Vozes na estrada: o país imaginado de “Dry Leaf” – Por Cesar Castanha
O filme é sobre o esforço de permanecer em contato com o mundo, ainda que esse contato seja imaginativo e o destitua de sua nitidez
Em 2017, o diretor georgiano Alexander Koberidze veio à cidade do Recife apresentar no “Janela Internacional de Cinema do Recife” um filme chamado Let the Summer Never Come Again. Com mais de três horas de duração, filmado com recursos mínimos, mas explorando o máximo das possibilidades formais e estéticas desses recursos, o filme causou o seu impacto, vencendo o prêmio de melhor filme pelo júri de críticos da Abraccine naquele ano. Desta vez, o cinema de Koberidze volta ao “Janela” com Dry Leaf, um filme de estrada sobre um pai que procura sua filha, fotógrafa esportiva, através de pequenos campos de futebol no interior da Geórgia.
Se Let the Summer Never Come Again já revelava um cineasta interessado em brincar com a dinâmica da narrativa junto à experiência sensorial, Dry Leaf segue esse jogo, criando um conjunto de personagens ficcionais a serem observados pelo mesmo olhar quase etnográfico que Koberidze dirige aos interiores do seu país, assemelhando-se a filmes como “Viajo porque preciso, volto porque te amo” (dir. Marcelo Gomes e Karim Aïnouz, 2009), na ficcionalização de uma imagem semidocumental, e “No decurso do tempo” (dir. Wim Wenders, 1976), pela maneira como formaliza esse filme de viagens. O que Koberidze observa etnograficamente, ele traduz como fabulação, como se cada campo de futebol tomado pela grama alta, cada estrada poeirenta, carregasse um sintoma sensível de um país em transformação.
Há, em Dry Leaf, um gesto que alcança uma dimensão histórico-poética: o filme parece olhar para a Geórgia como quem tenta decifrar, nos rastros do presente, o que foi deixado por um passado recente. As imagens em baixa resolução, a trilha sonora tomada por dublagens e a contemplação produzida sobre aqueles espaços criam uma paisagem de suspensão, em que o tempo histórico se mistura ao tempo da memória e em que cada plano funciona como tentativa de recriar como forma audiovisual algo que está em processo de gradual desaparecimento.

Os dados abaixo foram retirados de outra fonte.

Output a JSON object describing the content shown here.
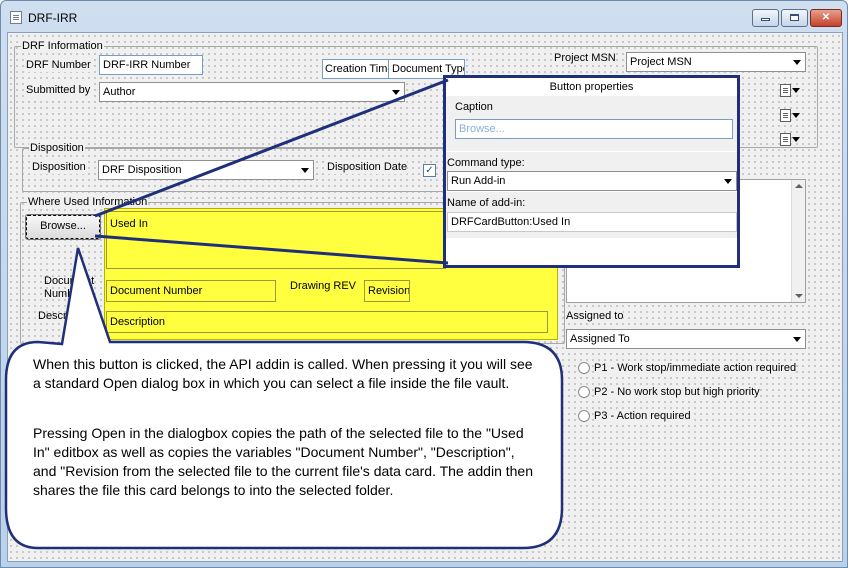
{
  "window": {
    "title": "DRF-IRR"
  },
  "drf_info": {
    "group_title": "DRF Information",
    "drf_number_label": "DRF Number",
    "drf_number_value": "DRF-IRR Number",
    "creation_time_label": "Creation Time",
    "document_type_value": "Document Type",
    "submitted_by_label": "Submitted by",
    "submitted_by_value": "Author",
    "project_msn_label": "Project MSN",
    "project_msn_value": "Project MSN"
  },
  "disposition": {
    "group_title": "Disposition",
    "disposition_label": "Disposition",
    "disposition_value": "DRF Disposition",
    "disposition_date_label": "Disposition Date",
    "checkbox_mark": "✓"
  },
  "where_used": {
    "group_title": "Where Used Information",
    "browse_label": "Browse...",
    "used_in_value": "Used In",
    "document_number_label_line1": "Document",
    "document_number_label_line2": "Number",
    "document_number_value": "Document Number",
    "drawing_rev_label": "Drawing REV",
    "revision_value": "Revision",
    "description_label": "Description",
    "description_value": "Description"
  },
  "assignment": {
    "assigned_to_label": "Assigned to",
    "assigned_to_value": "Assigned To",
    "priorities": [
      "P1 - Work stop/immediate action required",
      "P2 - No work stop but high priority",
      "P3 - Action required"
    ]
  },
  "button_properties": {
    "title": "Button properties",
    "caption_label": "Caption",
    "caption_value": "Browse...",
    "command_type_label": "Command type:",
    "command_type_value": "Run Add-in",
    "addin_name_label": "Name of add-in:",
    "addin_name_value": "DRFCardButton:Used In"
  },
  "callout": {
    "paragraph1": "When this button is clicked, the API addin is called. When pressing it you will see a standard Open dialog box in which you can select a file inside the file vault.",
    "paragraph2": "Pressing Open in the dialogbox copies the path of the selected file to the \"Used In\" editbox as well as copies the variables \"Document Number\", \"Description\", and \"Revision from the selected file to the current file's data card. The addin then shares the file this card belongs to into the selected folder."
  },
  "colors": {
    "highlight_yellow": "#ffff40",
    "callout_border": "#1f2f7a",
    "dialog_border": "#1f2f7a"
  },
  "icons": [
    "app-icon",
    "minimize-icon",
    "maximize-icon",
    "close-icon",
    "dropdown-arrow-icon",
    "document-icon",
    "checkbox-icon",
    "radio-icon"
  ]
}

Ainda que essas transformações da paisagem georgiana sejam observadas pelo filme, ele não produz sobre elas um desejo nostálgico. Pelo contrário, em muitos momentos Dry Leaf revela um desejo de se engajar com essas mudanças pelo olhar, pela caminhada e pela espera. Koberidze parece interessado em reconstituir um modo de perceber o mundo que nasce da convivência e da escuta. As conversas breves, os encontros fortuitos no caminho (muitos deles com figuras ausentes da imagem, como fantasmas que são percebidos apenas pelo personagem atento e dedicado em seu amor pela estrada), tudo isso compõe um mosaico de afetos que devolve humanidade às imagens técnicas, pixelizadas e artificiais que o dispositivo do filme articula.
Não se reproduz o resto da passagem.